Thursday, June 27, 2013

Godzilla's Grandpaw: 1925's The Lost World

So, a bit of mission creep. I originally wanted to just discuss Godzilla and a few of his imitations, but I realized that I was also interested in where the idead behind Godzilla came from. Giant radioactive lizards do not spring from nowhere. Ideas, especially film ideas, have a traceable ancestry, as well as a list of descendents, and I want to delve into the origins of ideas and the way they combine to create something extraordnary. As a result, I'll be in black and white for a little whle. I hope you don't mind.

I would be remiss if I did not include what is considered the first appearance of a giant monster in film, George Melie's À la conquête du pôle (The Conquest of the Pole). In it, a frost giant attacks the party, consuming (and then regurgiating) one of its members.

A Frost Giant and a tasty, tasty scholar, from George Milie's 'Conquest of the Pole'

The anmation of the large puppet is pretty good; the eyes, brows, and ears wiggle, the mouth moves. The professors react in the same way as all humans confronted with gigantic monsters; they fire at it, to no effect. Only when a canon is brought to bear does the giant leave off snacking. It is not killed, however, but withdraws from the noise and smoke of the canon.

But The Frost Giant really didn't have much influence on Godzilla, or many other giant monsters. The construction technique is very different, it is not central to the film, and it has very little personality. The monster is in it's own territory, rather than trespassing on the the realm of mankind.

The oldest film that had the most lasting effect on Godzilla, and giant monster film in general, is the 1925 The Lost World, with dinosaurs animated by Willis O'Brien. This is, rather famously, a film greatly loved by Rays Harryhausen and Bradbury. Dinosaurs and humans share the screen effortlessly, thanks to O'Brien's pioneering use of split screen.

In the foreground, humans.  In the background, dinosaurs, from the 1925 Lost World.

The Lost World was the first very successful dinosaur film, and the first international success of Willis O'Brien. As I discuss Godzilla's ancestry, Willis O'Brien and Eugène Lourié will consistently crop up.

O'Brien's work in The Lost World is meticulous and fascinating. For this film, he incorporated bladders into several the models, allowing them to simulate breathing. His attention to detail and desire to make each model have its own personality serves him well here, but much more so in King Kong, since the big ape has a lot more screen time. The amount of time the film devotes to dinosaurs is impressive. They first appear 36 minutes into the film, and the model sequences are pretty consistent from then on. It's one of the most extensively special-effects films filmed up to that point.

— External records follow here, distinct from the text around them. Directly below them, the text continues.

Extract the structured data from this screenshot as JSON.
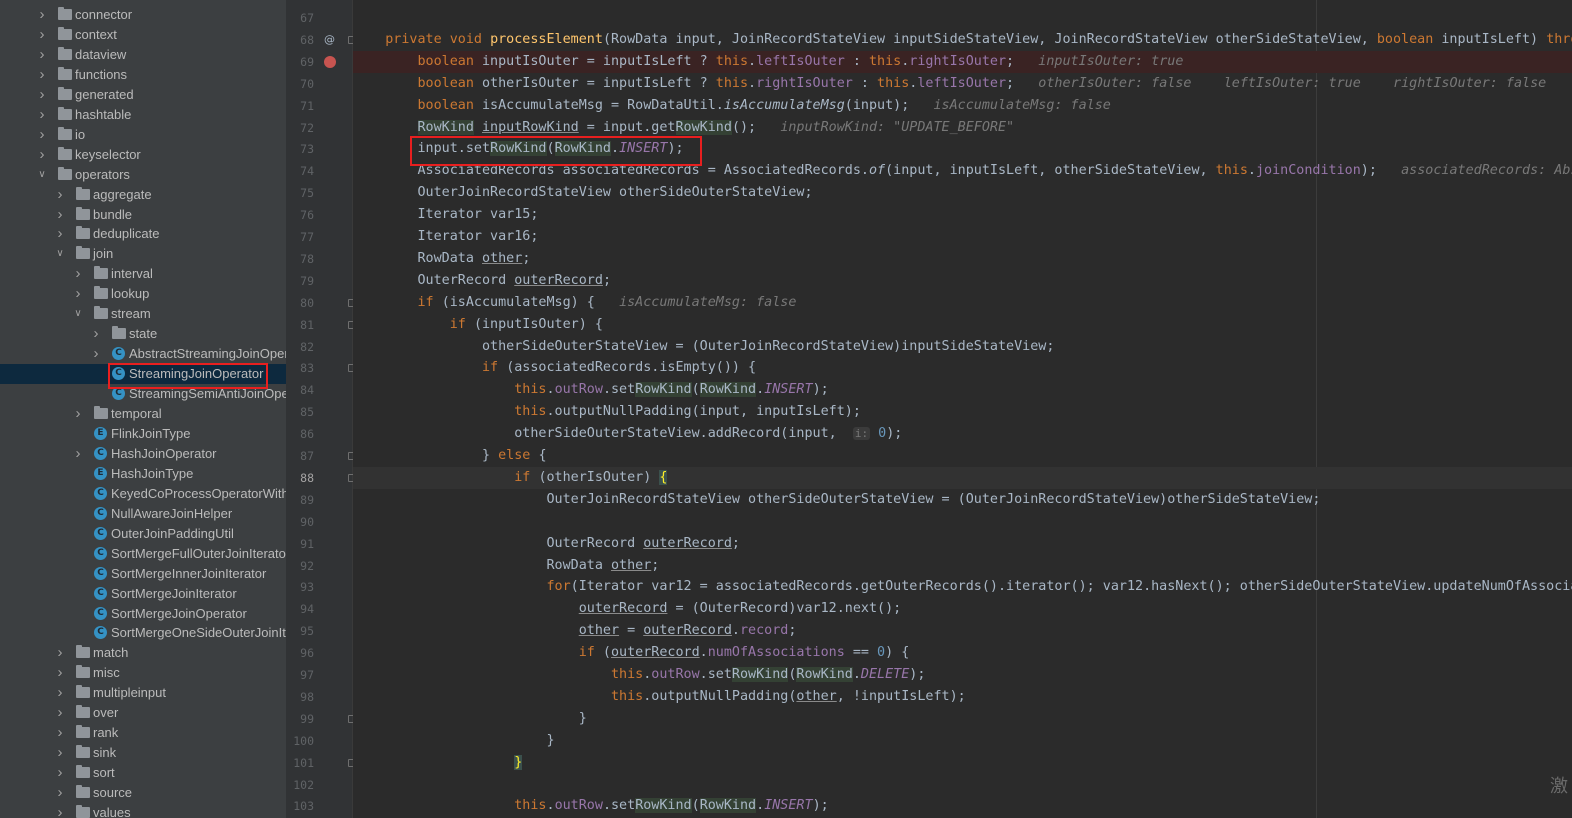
{
  "tree": {
    "items": [
      {
        "label": "connector",
        "kind": "folder",
        "depth": 0,
        "arrow": "right"
      },
      {
        "label": "context",
        "kind": "folder",
        "depth": 0,
        "arrow": "right"
      },
      {
        "label": "dataview",
        "kind": "folder",
        "depth": 0,
        "arrow": "right"
      },
      {
        "label": "functions",
        "kind": "folder",
        "depth": 0,
        "arrow": "right"
      },
      {
        "label": "generated",
        "kind": "folder",
        "depth": 0,
        "arrow": "right"
      },
      {
        "label": "hashtable",
        "kind": "folder",
        "depth": 0,
        "arrow": "right"
      },
      {
        "label": "io",
        "kind": "folder",
        "depth": 0,
        "arrow": "right"
      },
      {
        "label": "keyselector",
        "kind": "folder",
        "depth": 0,
        "arrow": "right"
      },
      {
        "label": "operators",
        "kind": "folder",
        "depth": 0,
        "arrow": "down"
      },
      {
        "label": "aggregate",
        "kind": "folder",
        "depth": 1,
        "arrow": "right"
      },
      {
        "label": "bundle",
        "kind": "folder",
        "depth": 1,
        "arrow": "right"
      },
      {
        "label": "deduplicate",
        "kind": "folder",
        "depth": 1,
        "arrow": "right"
      },
      {
        "label": "join",
        "kind": "folder",
        "depth": 1,
        "arrow": "down"
      },
      {
        "label": "interval",
        "kind": "folder",
        "depth": 2,
        "arrow": "right"
      },
      {
        "label": "lookup",
        "kind": "folder",
        "depth": 2,
        "arrow": "right"
      },
      {
        "label": "stream",
        "kind": "folder",
        "depth": 2,
        "arrow": "down"
      },
      {
        "label": "state",
        "kind": "folder",
        "depth": 3,
        "arrow": "right"
      },
      {
        "label": "AbstractStreamingJoinOper",
        "kind": "class",
        "depth": 3,
        "arrow": "right"
      },
      {
        "label": "StreamingJoinOperator",
        "kind": "class",
        "depth": 3,
        "arrow": "none",
        "selected": true
      },
      {
        "label": "StreamingSemiAntiJoinOpe",
        "kind": "class",
        "depth": 3,
        "arrow": "none"
      },
      {
        "label": "temporal",
        "kind": "folder",
        "depth": 2,
        "arrow": "right"
      },
      {
        "label": "FlinkJoinType",
        "kind": "enum",
        "depth": 2,
        "arrow": "none"
      },
      {
        "label": "HashJoinOperator",
        "kind": "class",
        "depth": 2,
        "arrow": "right"
      },
      {
        "label": "HashJoinType",
        "kind": "enum",
        "depth": 2,
        "arrow": "none"
      },
      {
        "label": "KeyedCoProcessOperatorWith",
        "kind": "class",
        "depth": 2,
        "arrow": "none"
      },
      {
        "label": "NullAwareJoinHelper",
        "kind": "class",
        "depth": 2,
        "arrow": "none"
      },
      {
        "label": "OuterJoinPaddingUtil",
        "kind": "class",
        "depth": 2,
        "arrow": "none"
      },
      {
        "label": "SortMergeFullOuterJoinIterato",
        "kind": "class",
        "depth": 2,
        "arrow": "none"
      },
      {
        "label": "SortMergeInnerJoinIterator",
        "kind": "class",
        "depth": 2,
        "arrow": "none"
      },
      {
        "label": "SortMergeJoinIterator",
        "kind": "class",
        "depth": 2,
        "arrow": "none"
      },
      {
        "label": "SortMergeJoinOperator",
        "kind": "class",
        "depth": 2,
        "arrow": "none"
      },
      {
        "label": "SortMergeOneSideOuterJoinIt",
        "kind": "class",
        "depth": 2,
        "arrow": "none"
      },
      {
        "label": "match",
        "kind": "folder",
        "depth": 1,
        "arrow": "right"
      },
      {
        "label": "misc",
        "kind": "folder",
        "depth": 1,
        "arrow": "right"
      },
      {
        "label": "multipleinput",
        "kind": "folder",
        "depth": 1,
        "arrow": "right"
      },
      {
        "label": "over",
        "kind": "folder",
        "depth": 1,
        "arrow": "right"
      },
      {
        "label": "rank",
        "kind": "folder",
        "depth": 1,
        "arrow": "right"
      },
      {
        "label": "sink",
        "kind": "folder",
        "depth": 1,
        "arrow": "right"
      },
      {
        "label": "sort",
        "kind": "folder",
        "depth": 1,
        "arrow": "right"
      },
      {
        "label": "source",
        "kind": "folder",
        "depth": 1,
        "arrow": "right"
      },
      {
        "label": "values",
        "kind": "folder",
        "depth": 1,
        "arrow": "right"
      }
    ]
  },
  "editor": {
    "current_line": 88,
    "breakpoint_line": 69,
    "lines": [
      {
        "no": "67",
        "html": ""
      },
      {
        "no": "68",
        "html": "    <span class=\"kw\">private void </span><span class=\"fn\">processElement</span>(RowData input, JoinRecordStateView inputSideStateView, JoinRecordStateView otherSideStateView, <span class=\"kw\">boolean </span>inputIsLeft) <span class=\"kw\">throws</span>"
      },
      {
        "no": "69",
        "html": "        <span class=\"kw\">boolean </span>inputIsOuter = inputIsLeft ? <span class=\"kw\">this</span>.<span class=\"field\">leftIsOuter</span> : <span class=\"kw\">this</span>.<span class=\"field\">rightIsOuter</span>;   <span class=\"hint\">inputIsOuter: true</span>"
      },
      {
        "no": "70",
        "html": "        <span class=\"kw\">boolean </span>otherIsOuter = inputIsLeft ? <span class=\"kw\">this</span>.<span class=\"field\">rightIsOuter</span> : <span class=\"kw\">this</span>.<span class=\"field\">leftIsOuter</span>;   <span class=\"hint\">otherIsOuter: false    leftIsOuter: true    rightIsOuter: false</span>"
      },
      {
        "no": "71",
        "html": "        <span class=\"kw\">boolean </span>isAccumulateMsg = RowDataUtil.<span class=\"italic\">isAccumulateMsg</span>(input);   <span class=\"hint\">isAccumulateMsg: false</span>"
      },
      {
        "no": "72",
        "html": "        <span class=\"hl\">RowKind</span> <span class=\"ul\">inputRowKind</span> = input.get<span class=\"hl\">RowKind</span>();   <span class=\"hint\">inputRowKind: \"UPDATE_BEFORE\"</span>"
      },
      {
        "no": "73",
        "html": "        input.set<span class=\"hl\">RowKind</span>(<span class=\"hl\">RowKind</span>.<span class=\"static\">INSERT</span>);"
      },
      {
        "no": "74",
        "html": "        AssociatedRecords associatedRecords = AssociatedRecords.<span class=\"italic\">of</span>(input, inputIsLeft, otherSideStateView, <span class=\"kw\">this</span>.<span class=\"field\">joinCondition</span>);   <span class=\"hint\">associatedRecords: Abs</span>"
      },
      {
        "no": "75",
        "html": "        OuterJoinRecordStateView otherSideOuterStateView;"
      },
      {
        "no": "76",
        "html": "        Iterator var15;"
      },
      {
        "no": "77",
        "html": "        Iterator var16;"
      },
      {
        "no": "78",
        "html": "        RowData <span class=\"ul\">other</span>;"
      },
      {
        "no": "79",
        "html": "        OuterRecord <span class=\"ul\">outerRecord</span>;"
      },
      {
        "no": "80",
        "html": "        <span class=\"kw\">if </span>(isAccumulateMsg) {   <span class=\"hint\">isAccumulateMsg: false</span>"
      },
      {
        "no": "81",
        "html": "            <span class=\"kw\">if </span>(inputIsOuter) {"
      },
      {
        "no": "82",
        "html": "                otherSideOuterStateView = (OuterJoinRecordStateView)inputSideStateView;"
      },
      {
        "no": "83",
        "html": "                <span class=\"kw\">if </span>(associatedRecords.isEmpty()) {"
      },
      {
        "no": "84",
        "html": "                    <span class=\"kw\">this</span>.<span class=\"field\">outRow</span>.set<span class=\"hl\">RowKind</span>(<span class=\"hl\">RowKind</span>.<span class=\"static\">INSERT</span>);"
      },
      {
        "no": "85",
        "html": "                    <span class=\"kw\">this</span>.outputNullPadding(input, inputIsLeft);"
      },
      {
        "no": "86",
        "html": "                    otherSideOuterStateView.addRecord(input,  <span class=\"param-hint\">i:</span> <span class=\"num\">0</span>);"
      },
      {
        "no": "87",
        "html": "                } <span class=\"kw\">else </span>{"
      },
      {
        "no": "88",
        "html": "                    <span class=\"kw\">if </span>(otherIsOuter) <span class=\"brace-hl\">{</span>"
      },
      {
        "no": "89",
        "html": "                        OuterJoinRecordStateView otherSideOuterStateView = (OuterJoinRecordStateView)otherSideStateView;"
      },
      {
        "no": "90",
        "html": ""
      },
      {
        "no": "91",
        "html": "                        OuterRecord <span class=\"ul\">outerRecord</span>;"
      },
      {
        "no": "92",
        "html": "                        RowData <span class=\"ul\">other</span>;"
      },
      {
        "no": "93",
        "html": "                        <span class=\"kw\">for</span>(Iterator var12 = associatedRecords.getOuterRecords().iterator(); var12.hasNext(); otherSideOuterStateView.updateNumOfAssocia"
      },
      {
        "no": "94",
        "html": "                            <span class=\"ul\">outerRecord</span> = (OuterRecord)var12.next();"
      },
      {
        "no": "95",
        "html": "                            <span class=\"ul\">other</span> = <span class=\"ul\">outerRecord</span>.<span class=\"field\">record</span>;"
      },
      {
        "no": "96",
        "html": "                            <span class=\"kw\">if </span>(<span class=\"ul\">outerRecord</span>.<span class=\"field\">numOfAssociations</span> == <span class=\"num\">0</span>) {"
      },
      {
        "no": "97",
        "html": "                                <span class=\"kw\">this</span>.<span class=\"field\">outRow</span>.set<span class=\"hl\">RowKind</span>(<span class=\"hl\">RowKind</span>.<span class=\"static\">DELETE</span>);"
      },
      {
        "no": "98",
        "html": "                                <span class=\"kw\">this</span>.outputNullPadding(<span class=\"ul\">other</span>, !inputIsLeft);"
      },
      {
        "no": "99",
        "html": "                            }"
      },
      {
        "no": "100",
        "html": "                        }"
      },
      {
        "no": "101",
        "html": "                    <span class=\"brace-hl\">}</span>"
      },
      {
        "no": "102",
        "html": ""
      },
      {
        "no": "103",
        "html": "                    <span class=\"kw\">this</span>.<span class=\"field\">outRow</span>.set<span class=\"hl\">RowKind</span>(<span class=\"hl\">RowKind</span>.<span class=\"static\">INSERT</span>);"
      }
    ]
  },
  "watermark": {
    "text": "激"
  },
  "colors": {
    "highlight_box": "#e81f1f",
    "breakpoint": "#c75450",
    "selection": "#0d293e"
  }
}
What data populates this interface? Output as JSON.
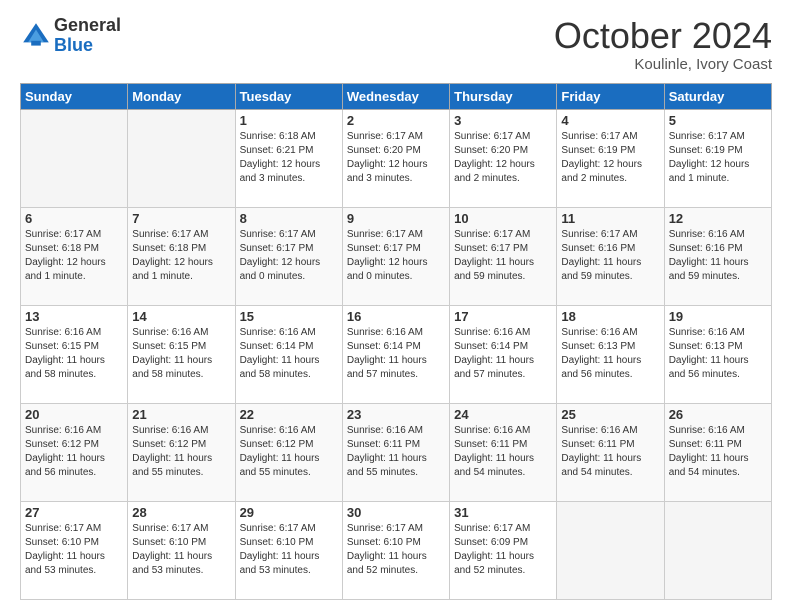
{
  "header": {
    "logo_general": "General",
    "logo_blue": "Blue",
    "month_title": "October 2024",
    "location": "Koulinle, Ivory Coast"
  },
  "days_of_week": [
    "Sunday",
    "Monday",
    "Tuesday",
    "Wednesday",
    "Thursday",
    "Friday",
    "Saturday"
  ],
  "weeks": [
    [
      {
        "day": "",
        "empty": true
      },
      {
        "day": "",
        "empty": true
      },
      {
        "day": "1",
        "sunrise": "Sunrise: 6:18 AM",
        "sunset": "Sunset: 6:21 PM",
        "daylight": "Daylight: 12 hours and 3 minutes."
      },
      {
        "day": "2",
        "sunrise": "Sunrise: 6:17 AM",
        "sunset": "Sunset: 6:20 PM",
        "daylight": "Daylight: 12 hours and 3 minutes."
      },
      {
        "day": "3",
        "sunrise": "Sunrise: 6:17 AM",
        "sunset": "Sunset: 6:20 PM",
        "daylight": "Daylight: 12 hours and 2 minutes."
      },
      {
        "day": "4",
        "sunrise": "Sunrise: 6:17 AM",
        "sunset": "Sunset: 6:19 PM",
        "daylight": "Daylight: 12 hours and 2 minutes."
      },
      {
        "day": "5",
        "sunrise": "Sunrise: 6:17 AM",
        "sunset": "Sunset: 6:19 PM",
        "daylight": "Daylight: 12 hours and 1 minute."
      }
    ],
    [
      {
        "day": "6",
        "sunrise": "Sunrise: 6:17 AM",
        "sunset": "Sunset: 6:18 PM",
        "daylight": "Daylight: 12 hours and 1 minute."
      },
      {
        "day": "7",
        "sunrise": "Sunrise: 6:17 AM",
        "sunset": "Sunset: 6:18 PM",
        "daylight": "Daylight: 12 hours and 1 minute."
      },
      {
        "day": "8",
        "sunrise": "Sunrise: 6:17 AM",
        "sunset": "Sunset: 6:17 PM",
        "daylight": "Daylight: 12 hours and 0 minutes."
      },
      {
        "day": "9",
        "sunrise": "Sunrise: 6:17 AM",
        "sunset": "Sunset: 6:17 PM",
        "daylight": "Daylight: 12 hours and 0 minutes."
      },
      {
        "day": "10",
        "sunrise": "Sunrise: 6:17 AM",
        "sunset": "Sunset: 6:17 PM",
        "daylight": "Daylight: 11 hours and 59 minutes."
      },
      {
        "day": "11",
        "sunrise": "Sunrise: 6:17 AM",
        "sunset": "Sunset: 6:16 PM",
        "daylight": "Daylight: 11 hours and 59 minutes."
      },
      {
        "day": "12",
        "sunrise": "Sunrise: 6:16 AM",
        "sunset": "Sunset: 6:16 PM",
        "daylight": "Daylight: 11 hours and 59 minutes."
      }
    ],
    [
      {
        "day": "13",
        "sunrise": "Sunrise: 6:16 AM",
        "sunset": "Sunset: 6:15 PM",
        "daylight": "Daylight: 11 hours and 58 minutes."
      },
      {
        "day": "14",
        "sunrise": "Sunrise: 6:16 AM",
        "sunset": "Sunset: 6:15 PM",
        "daylight": "Daylight: 11 hours and 58 minutes."
      },
      {
        "day": "15",
        "sunrise": "Sunrise: 6:16 AM",
        "sunset": "Sunset: 6:14 PM",
        "daylight": "Daylight: 11 hours and 58 minutes."
      },
      {
        "day": "16",
        "sunrise": "Sunrise: 6:16 AM",
        "sunset": "Sunset: 6:14 PM",
        "daylight": "Daylight: 11 hours and 57 minutes."
      },
      {
        "day": "17",
        "sunrise": "Sunrise: 6:16 AM",
        "sunset": "Sunset: 6:14 PM",
        "daylight": "Daylight: 11 hours and 57 minutes."
      },
      {
        "day": "18",
        "sunrise": "Sunrise: 6:16 AM",
        "sunset": "Sunset: 6:13 PM",
        "daylight": "Daylight: 11 hours and 56 minutes."
      },
      {
        "day": "19",
        "sunrise": "Sunrise: 6:16 AM",
        "sunset": "Sunset: 6:13 PM",
        "daylight": "Daylight: 11 hours and 56 minutes."
      }
    ],
    [
      {
        "day": "20",
        "sunrise": "Sunrise: 6:16 AM",
        "sunset": "Sunset: 6:12 PM",
        "daylight": "Daylight: 11 hours and 56 minutes."
      },
      {
        "day": "21",
        "sunrise": "Sunrise: 6:16 AM",
        "sunset": "Sunset: 6:12 PM",
        "daylight": "Daylight: 11 hours and 55 minutes."
      },
      {
        "day": "22",
        "sunrise": "Sunrise: 6:16 AM",
        "sunset": "Sunset: 6:12 PM",
        "daylight": "Daylight: 11 hours and 55 minutes."
      },
      {
        "day": "23",
        "sunrise": "Sunrise: 6:16 AM",
        "sunset": "Sunset: 6:11 PM",
        "daylight": "Daylight: 11 hours and 55 minutes."
      },
      {
        "day": "24",
        "sunrise": "Sunrise: 6:16 AM",
        "sunset": "Sunset: 6:11 PM",
        "daylight": "Daylight: 11 hours and 54 minutes."
      },
      {
        "day": "25",
        "sunrise": "Sunrise: 6:16 AM",
        "sunset": "Sunset: 6:11 PM",
        "daylight": "Daylight: 11 hours and 54 minutes."
      },
      {
        "day": "26",
        "sunrise": "Sunrise: 6:16 AM",
        "sunset": "Sunset: 6:11 PM",
        "daylight": "Daylight: 11 hours and 54 minutes."
      }
    ],
    [
      {
        "day": "27",
        "sunrise": "Sunrise: 6:17 AM",
        "sunset": "Sunset: 6:10 PM",
        "daylight": "Daylight: 11 hours and 53 minutes."
      },
      {
        "day": "28",
        "sunrise": "Sunrise: 6:17 AM",
        "sunset": "Sunset: 6:10 PM",
        "daylight": "Daylight: 11 hours and 53 minutes."
      },
      {
        "day": "29",
        "sunrise": "Sunrise: 6:17 AM",
        "sunset": "Sunset: 6:10 PM",
        "daylight": "Daylight: 11 hours and 53 minutes."
      },
      {
        "day": "30",
        "sunrise": "Sunrise: 6:17 AM",
        "sunset": "Sunset: 6:10 PM",
        "daylight": "Daylight: 11 hours and 52 minutes."
      },
      {
        "day": "31",
        "sunrise": "Sunrise: 6:17 AM",
        "sunset": "Sunset: 6:09 PM",
        "daylight": "Daylight: 11 hours and 52 minutes."
      },
      {
        "day": "",
        "empty": true
      },
      {
        "day": "",
        "empty": true
      }
    ]
  ]
}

In the foreground, actors.  In the background, dinosaurs, from the 1925 Lost World.

After an hour's worth of adventures on the Plateau of Dinosaurs, Professor Challenger manages to apprehand a sauropod and bring it back to London. In the book, his capture was a pterodactyl, but the brontosaur was a much better idea for on-the streets mayhem. In the Crichton/Speilberg film, it is escalated again to a T-Rex. Kong-style (but off-screen) it gets loose and rampages for five muinutes at the climax of the film. People panic, fences are stomped, a building smashed, all before it crashes through Tower Bridge and into the Thames. Back in its element, it swims off, one of the few giant monsters to survive its inital clash with mankind.

In the foreground, a dinosaur.  In the background, actors. From the 1925's The Lost World.

The sign says weight capacity 3/4 of a dinosaur.  From Willis O'Brien's 1925 Lost World.

This is an enormously influential sequence, and will be referred to by Willis and his protegee Harryhausen several times. Images and scenes that are repeated or imitated include mother and child in the path of the onrushing giant monster (later seen in King Kong). The dinosaur is intrigued by the street lamp, as the Rhedosaur is intrigued with the lighthouse and fog horn in Beast from 20,000 Fathoms. Tower Bridge is prominently featured, then damaged, as it would be in Gorgo. The brontosaur sticks its head in a window, the way Kong puts his hand into a window. Fleeing men and women turn to the underground for safety, as they do in Godzilla, Godzilla Raids Again and Gorgo, while monster's heavy tread causes debris to rain down.

How to maintain the illution; a life-sized model of the dinosaur head looking in the window.  From Willis O'Brien's 1925 Lost World.

In this five-minute sequence, the seeds are laid for the first generation of giant monster films. The beast runs amock, people flee in panic, and destruction ensues. Godzilla Raids Again changes the dynamic of the genre, adding the opponent for the monster to fight, but so many of the films I'll be discussing, from Beast from 20,000 Fathoms to Cloverfield take their inspiration, directly or indirectly, from this sequence.

Man, if I was a bigger dinosaur, I could trash this entire block!